Overall I felt it wasn't too bad an article it fairer than I thought it would be!
That said, it is getting rather frustrating now that people are still coming out with statements like this:
"A circumstantial case can be a powerful case but in order to understand it, you have to look at the totality.
"You can’t just pick one little bit and say, 'Oh look at that, that’s unreliable,' or 'That doesn’t prove anything'."
Firstly, we've gone beyond this now. No one is pointing to just one or two anomalies, and the circumstantial evidence is extremely weak and in the case of the staff rota based on such fallacious premise as you could not present in a university essay.
Also saying that 'the defence must have felt it wouldn't have helped her case to allow Dr Lee's evidence' in so casual and off-handed a manner illustrates all that is wrong with our current judicial system. A woman's life (and my personal view is that a person's reputation can be more precious than a life, because to be quoted forever as a killer past your death and into iniquity is something akin to the religious concept of the eternally burning fires of hell) is on the line.
Scientific evidence that might challenge and shed light, ACCURATE scientific evidence is what should always be heard. This was a case which should have included robust, independent, forensic scientific evidence via scientists and statisticians. Why does nobody appear to want this in our courts or why do we no expect it, especially in cases of this magnitude? Long retired doctors who aren't specialists in their field shouldn't be good enough. Call me naive, but I feel it ought to be mandatory. You have the prosecution with a ton of 'experts' on hand. The defence must call any able to present scientific evidence that is available to them. It should not be negotiable, how can we arrive at truth otherwise?

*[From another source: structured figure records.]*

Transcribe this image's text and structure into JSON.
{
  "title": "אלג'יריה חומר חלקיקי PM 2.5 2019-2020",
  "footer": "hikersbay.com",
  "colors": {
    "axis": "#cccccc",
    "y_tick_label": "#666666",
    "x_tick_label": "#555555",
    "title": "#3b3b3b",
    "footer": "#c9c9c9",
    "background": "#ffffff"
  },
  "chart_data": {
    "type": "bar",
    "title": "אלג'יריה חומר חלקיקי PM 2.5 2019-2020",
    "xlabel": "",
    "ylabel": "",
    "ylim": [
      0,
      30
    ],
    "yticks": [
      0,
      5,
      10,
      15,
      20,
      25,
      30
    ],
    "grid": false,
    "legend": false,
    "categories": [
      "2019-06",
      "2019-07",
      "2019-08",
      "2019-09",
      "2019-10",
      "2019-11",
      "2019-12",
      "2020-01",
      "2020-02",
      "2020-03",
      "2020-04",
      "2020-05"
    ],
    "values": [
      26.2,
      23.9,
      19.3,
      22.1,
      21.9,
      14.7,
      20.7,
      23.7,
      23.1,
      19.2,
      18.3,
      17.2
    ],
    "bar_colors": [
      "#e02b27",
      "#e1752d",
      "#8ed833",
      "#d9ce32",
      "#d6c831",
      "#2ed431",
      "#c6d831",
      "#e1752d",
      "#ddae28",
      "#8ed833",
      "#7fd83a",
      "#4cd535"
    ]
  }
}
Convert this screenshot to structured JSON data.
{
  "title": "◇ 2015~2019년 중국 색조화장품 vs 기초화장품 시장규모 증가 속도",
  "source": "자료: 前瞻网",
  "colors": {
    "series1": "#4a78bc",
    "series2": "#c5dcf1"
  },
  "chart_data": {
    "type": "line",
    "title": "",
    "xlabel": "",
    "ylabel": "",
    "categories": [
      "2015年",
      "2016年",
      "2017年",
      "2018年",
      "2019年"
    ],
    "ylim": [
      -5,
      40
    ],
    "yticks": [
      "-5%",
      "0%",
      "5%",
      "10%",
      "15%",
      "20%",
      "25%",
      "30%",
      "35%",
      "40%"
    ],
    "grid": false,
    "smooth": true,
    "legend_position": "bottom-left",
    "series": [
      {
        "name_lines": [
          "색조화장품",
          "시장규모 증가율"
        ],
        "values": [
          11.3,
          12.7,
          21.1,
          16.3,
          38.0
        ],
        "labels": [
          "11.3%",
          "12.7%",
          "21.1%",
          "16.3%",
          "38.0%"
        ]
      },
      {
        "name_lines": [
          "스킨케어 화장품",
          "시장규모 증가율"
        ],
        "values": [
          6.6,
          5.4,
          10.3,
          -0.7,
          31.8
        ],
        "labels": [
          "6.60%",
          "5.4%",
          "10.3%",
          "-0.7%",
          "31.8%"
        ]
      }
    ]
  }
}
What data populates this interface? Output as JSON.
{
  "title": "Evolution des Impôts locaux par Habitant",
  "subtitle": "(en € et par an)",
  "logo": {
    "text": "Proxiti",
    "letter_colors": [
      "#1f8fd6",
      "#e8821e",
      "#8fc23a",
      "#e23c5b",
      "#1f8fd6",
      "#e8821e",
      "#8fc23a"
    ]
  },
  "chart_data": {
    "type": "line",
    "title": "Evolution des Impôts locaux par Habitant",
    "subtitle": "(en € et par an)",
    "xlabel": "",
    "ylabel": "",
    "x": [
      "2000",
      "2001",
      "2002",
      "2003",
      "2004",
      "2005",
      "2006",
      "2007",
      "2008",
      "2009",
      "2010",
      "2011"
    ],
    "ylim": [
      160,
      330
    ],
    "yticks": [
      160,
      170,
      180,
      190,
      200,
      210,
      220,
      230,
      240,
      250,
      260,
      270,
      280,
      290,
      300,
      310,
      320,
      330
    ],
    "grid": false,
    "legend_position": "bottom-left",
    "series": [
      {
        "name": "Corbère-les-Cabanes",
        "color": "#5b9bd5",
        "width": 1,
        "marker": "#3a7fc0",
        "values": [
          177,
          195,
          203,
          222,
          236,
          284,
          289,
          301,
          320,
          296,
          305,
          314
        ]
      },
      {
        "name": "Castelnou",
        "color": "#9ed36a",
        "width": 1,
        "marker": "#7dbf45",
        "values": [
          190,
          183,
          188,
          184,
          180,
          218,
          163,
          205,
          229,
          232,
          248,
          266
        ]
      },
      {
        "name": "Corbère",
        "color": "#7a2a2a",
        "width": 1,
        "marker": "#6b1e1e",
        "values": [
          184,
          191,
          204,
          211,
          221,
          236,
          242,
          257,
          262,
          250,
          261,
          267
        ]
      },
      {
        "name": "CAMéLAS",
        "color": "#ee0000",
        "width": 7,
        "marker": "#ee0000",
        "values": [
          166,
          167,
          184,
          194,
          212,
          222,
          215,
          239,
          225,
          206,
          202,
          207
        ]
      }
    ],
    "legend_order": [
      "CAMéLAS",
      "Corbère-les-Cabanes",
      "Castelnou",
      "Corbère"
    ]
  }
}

Simply I think her defence did not understand the evidence. Assumed the evidence for the defence was watertight. And thought she is going down, best just try for the lightest sentence possible or win the Jury round through sentiment, so Lucy, go on the stand and defend yourself and maybe appear sympathetic. Also bring the nice sounding Plumber in. Keep it simple. No need for all that extra confusion of counter scientific evidence when the prosecution have a lot. But who decides the worth and integrity of the evidence presented? And why cannot an expert in the very same field under discussion give testimony?